- 2019.08.08
- インタビュー・対談
ラストに驚愕の声。売り切れ続出、いま一番話題のミステリー 『いけない』道尾秀介
「オール讀物」編集部
“まったく新しい読書体験”を!
出典 : #オール讀物
ジャンル :
#エンタメ・ミステリ
自殺の名所近くで起きた交通事故。悲劇がもたらす復讐の連鎖──。
不穏なサスペンスに満ちた本書の第一章「弓投げの崖を見てはいけない」は、実は十三年前に書かれた作品だ。
“不可能犯罪ばかり起こる架空の町”を舞台にしたミステリーアンソロジー企画(『晴れた日は謎を追って がまくら市事件』創元推理文庫)の一編としてこの世に生み出された。
「二〇〇六年二月二十八日。これが原稿を編集者に送ったファイルの日付です。当然、書いたときには続編など考えていませんでしたが、あまりにも会心の出来だったので、いつかこの中編を起点に何か大きいことをやってみたい、とは思っていたんです」
十三年前、第一話を完成させた道尾さんが、特に“会心”と感じたポイントは、本書にも収録されている町の「地図」の使い方にあった。
「僕はミステリーであっても、図版や地図などをなるべく自作に入れないようにしてきました。文字の力を信じているので、ビジュアルを入れないほうが読者のイメージをふくらませることができると考えているからです。

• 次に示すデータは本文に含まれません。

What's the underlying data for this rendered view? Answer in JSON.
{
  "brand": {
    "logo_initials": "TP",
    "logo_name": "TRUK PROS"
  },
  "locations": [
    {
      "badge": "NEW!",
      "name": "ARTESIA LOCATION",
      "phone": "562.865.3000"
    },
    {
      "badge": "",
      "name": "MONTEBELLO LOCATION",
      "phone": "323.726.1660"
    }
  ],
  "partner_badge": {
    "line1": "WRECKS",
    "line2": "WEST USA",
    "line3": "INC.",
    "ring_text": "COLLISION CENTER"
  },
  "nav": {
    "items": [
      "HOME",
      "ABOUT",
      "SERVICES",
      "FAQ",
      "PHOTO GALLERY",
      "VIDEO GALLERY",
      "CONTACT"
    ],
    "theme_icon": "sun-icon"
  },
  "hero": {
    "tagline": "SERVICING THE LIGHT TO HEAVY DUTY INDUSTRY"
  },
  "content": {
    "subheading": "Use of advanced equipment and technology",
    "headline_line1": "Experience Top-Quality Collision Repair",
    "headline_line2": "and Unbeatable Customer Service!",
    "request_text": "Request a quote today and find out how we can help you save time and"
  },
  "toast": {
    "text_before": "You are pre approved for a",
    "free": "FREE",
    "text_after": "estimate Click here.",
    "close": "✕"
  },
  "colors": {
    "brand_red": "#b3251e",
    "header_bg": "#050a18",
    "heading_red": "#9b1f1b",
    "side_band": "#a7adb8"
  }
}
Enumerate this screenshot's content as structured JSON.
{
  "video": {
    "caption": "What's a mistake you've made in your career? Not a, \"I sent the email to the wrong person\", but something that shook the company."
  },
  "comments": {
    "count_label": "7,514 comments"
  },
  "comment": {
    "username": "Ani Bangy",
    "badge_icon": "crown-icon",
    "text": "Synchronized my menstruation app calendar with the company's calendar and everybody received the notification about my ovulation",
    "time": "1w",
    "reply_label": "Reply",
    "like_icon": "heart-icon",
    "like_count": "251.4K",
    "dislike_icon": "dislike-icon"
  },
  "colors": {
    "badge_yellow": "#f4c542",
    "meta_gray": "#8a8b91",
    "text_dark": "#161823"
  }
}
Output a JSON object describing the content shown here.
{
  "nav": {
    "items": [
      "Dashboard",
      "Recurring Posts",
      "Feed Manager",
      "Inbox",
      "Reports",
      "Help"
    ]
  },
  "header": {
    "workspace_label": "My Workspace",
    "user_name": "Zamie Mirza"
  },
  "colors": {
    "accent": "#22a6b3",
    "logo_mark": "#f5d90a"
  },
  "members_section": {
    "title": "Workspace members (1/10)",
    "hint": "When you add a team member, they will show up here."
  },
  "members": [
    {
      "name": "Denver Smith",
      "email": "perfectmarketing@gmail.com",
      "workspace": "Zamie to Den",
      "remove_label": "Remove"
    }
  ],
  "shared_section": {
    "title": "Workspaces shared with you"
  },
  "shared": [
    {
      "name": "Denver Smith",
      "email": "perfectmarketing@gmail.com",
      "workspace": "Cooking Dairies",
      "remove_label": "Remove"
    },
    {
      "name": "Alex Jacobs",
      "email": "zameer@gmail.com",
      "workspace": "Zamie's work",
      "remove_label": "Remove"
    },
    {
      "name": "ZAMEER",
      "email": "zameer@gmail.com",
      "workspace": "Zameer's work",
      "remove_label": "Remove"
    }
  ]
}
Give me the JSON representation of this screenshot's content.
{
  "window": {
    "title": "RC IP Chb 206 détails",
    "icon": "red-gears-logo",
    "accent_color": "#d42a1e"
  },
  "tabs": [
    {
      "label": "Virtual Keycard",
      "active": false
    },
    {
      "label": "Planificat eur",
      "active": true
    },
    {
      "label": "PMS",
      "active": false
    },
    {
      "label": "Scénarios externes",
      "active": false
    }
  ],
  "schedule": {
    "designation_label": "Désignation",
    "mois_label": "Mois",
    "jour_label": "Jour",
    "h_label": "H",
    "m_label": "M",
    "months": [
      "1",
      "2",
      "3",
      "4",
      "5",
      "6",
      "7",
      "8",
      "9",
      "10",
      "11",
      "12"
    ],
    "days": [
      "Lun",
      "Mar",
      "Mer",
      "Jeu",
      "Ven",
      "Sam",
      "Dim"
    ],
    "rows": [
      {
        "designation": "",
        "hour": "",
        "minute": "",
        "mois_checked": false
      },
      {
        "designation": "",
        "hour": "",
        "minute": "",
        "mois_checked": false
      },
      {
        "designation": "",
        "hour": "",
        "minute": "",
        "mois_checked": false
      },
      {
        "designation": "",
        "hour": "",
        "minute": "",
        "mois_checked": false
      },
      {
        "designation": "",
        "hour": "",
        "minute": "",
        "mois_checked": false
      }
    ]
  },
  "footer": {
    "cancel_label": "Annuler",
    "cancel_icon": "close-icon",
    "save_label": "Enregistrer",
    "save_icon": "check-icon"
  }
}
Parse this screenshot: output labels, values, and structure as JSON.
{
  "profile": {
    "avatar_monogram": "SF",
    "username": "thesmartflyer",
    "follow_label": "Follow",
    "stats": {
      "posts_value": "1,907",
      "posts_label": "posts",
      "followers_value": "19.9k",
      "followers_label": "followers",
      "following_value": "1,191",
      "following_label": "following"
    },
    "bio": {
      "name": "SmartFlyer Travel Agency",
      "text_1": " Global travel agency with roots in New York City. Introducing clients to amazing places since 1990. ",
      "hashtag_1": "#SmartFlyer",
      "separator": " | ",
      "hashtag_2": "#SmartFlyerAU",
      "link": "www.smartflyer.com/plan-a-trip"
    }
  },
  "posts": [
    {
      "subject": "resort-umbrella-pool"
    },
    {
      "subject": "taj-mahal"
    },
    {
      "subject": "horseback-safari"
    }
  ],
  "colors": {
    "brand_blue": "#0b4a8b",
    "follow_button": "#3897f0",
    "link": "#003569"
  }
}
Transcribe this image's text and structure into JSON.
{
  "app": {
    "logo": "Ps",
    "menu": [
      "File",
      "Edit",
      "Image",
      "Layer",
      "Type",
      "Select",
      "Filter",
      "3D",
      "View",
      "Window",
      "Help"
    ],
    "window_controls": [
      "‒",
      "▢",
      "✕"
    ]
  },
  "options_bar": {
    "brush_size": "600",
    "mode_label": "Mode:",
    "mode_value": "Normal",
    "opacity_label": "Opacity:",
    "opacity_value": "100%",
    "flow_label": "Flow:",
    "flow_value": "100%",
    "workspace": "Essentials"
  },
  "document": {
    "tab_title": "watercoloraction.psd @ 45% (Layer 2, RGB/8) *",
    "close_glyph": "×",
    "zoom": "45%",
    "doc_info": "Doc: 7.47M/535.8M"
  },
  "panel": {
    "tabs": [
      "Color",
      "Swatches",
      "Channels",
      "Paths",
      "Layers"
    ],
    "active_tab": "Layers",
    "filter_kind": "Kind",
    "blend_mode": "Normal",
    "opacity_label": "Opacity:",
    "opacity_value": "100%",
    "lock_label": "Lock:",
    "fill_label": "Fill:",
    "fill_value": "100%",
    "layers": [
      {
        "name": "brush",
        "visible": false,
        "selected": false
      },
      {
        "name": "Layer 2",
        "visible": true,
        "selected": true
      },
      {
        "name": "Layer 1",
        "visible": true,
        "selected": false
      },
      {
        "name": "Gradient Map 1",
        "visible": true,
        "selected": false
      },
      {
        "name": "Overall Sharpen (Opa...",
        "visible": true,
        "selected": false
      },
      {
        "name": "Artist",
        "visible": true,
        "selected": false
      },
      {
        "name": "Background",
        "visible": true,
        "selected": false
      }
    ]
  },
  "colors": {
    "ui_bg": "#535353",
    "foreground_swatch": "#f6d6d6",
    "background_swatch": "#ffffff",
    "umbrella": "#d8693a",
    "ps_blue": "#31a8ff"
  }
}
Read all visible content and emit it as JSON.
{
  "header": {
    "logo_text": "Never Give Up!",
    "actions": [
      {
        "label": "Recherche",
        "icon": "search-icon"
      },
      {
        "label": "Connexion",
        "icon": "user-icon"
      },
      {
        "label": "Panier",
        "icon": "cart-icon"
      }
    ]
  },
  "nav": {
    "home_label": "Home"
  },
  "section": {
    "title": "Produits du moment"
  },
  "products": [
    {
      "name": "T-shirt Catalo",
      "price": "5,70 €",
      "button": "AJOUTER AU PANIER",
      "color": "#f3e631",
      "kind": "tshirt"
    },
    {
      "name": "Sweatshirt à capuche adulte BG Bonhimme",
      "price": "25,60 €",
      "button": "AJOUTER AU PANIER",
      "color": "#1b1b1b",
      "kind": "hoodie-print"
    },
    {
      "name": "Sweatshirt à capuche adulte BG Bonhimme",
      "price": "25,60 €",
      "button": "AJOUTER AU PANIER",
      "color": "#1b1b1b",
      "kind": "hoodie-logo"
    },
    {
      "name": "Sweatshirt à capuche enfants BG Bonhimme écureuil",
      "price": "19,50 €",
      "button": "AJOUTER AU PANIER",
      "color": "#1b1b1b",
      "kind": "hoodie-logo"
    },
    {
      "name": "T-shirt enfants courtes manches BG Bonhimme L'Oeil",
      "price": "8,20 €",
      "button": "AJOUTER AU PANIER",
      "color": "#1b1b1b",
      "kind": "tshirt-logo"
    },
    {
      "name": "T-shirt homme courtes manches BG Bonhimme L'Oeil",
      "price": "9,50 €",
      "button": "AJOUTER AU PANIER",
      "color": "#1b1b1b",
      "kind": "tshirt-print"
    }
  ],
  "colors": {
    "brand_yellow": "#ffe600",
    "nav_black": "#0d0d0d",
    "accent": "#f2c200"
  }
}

しかし、この中編には“地図があって初めてストーリーが成立する”という趣向をこらしています。もっと言ってしまえば、本文を読んだ上で、地図をじっくり眺めると、“最後に何が起きたのか”がわかってくる仕掛けになっている。工夫しだいで読者の想像力をさらに刺激できるようなビジュアルの使い方ができるんだとわかったことが、僕にとって大きな発見でした」
それから十一年。フリーテーマでの中編の依頼があったのをきっかけに、「またとないチャンス」だと思い、第二話の執筆にとりかかった。
「『弓投げ~』の趣向を踏まえつつ、されど同じパターンにならないよう図版の意味合いを変えながら、“小説とビジュアルを組み合わせて事件の真相を読者に示唆(しさ)する”スタイルの中編を新たに書くことができました。
もともと僕は『三題噺』みたいに、すでに存在する基礎をもとに増築を重ねて“見たことのない建築物”を作るのが大好きなタイプ。続けて第三話を書き、さらに第一話~三話をぜんぶ引き受けるような終章を書いて、一つの大きな物語に仕上げたんです」
本書ではすべての章の最終頁に図版を挿入。道尾さんは「これまで読んだことのない小説を生み出せた」と語る。
「小説を読む人が減ってきてるなら、小説自身がもっと読まれるように変わっていかないといけないと思うんです。この本で、まったく新しい読書体験をしてもらえるんじゃないかと」
みちおしゅうすけ 二〇〇四年『背の眼』で第五回ホラーサスペンス大賞特別賞を受賞し作家デビュー。一一年『月と蟹』で第一四四回直木賞。近著に『スケルトン・キー』など。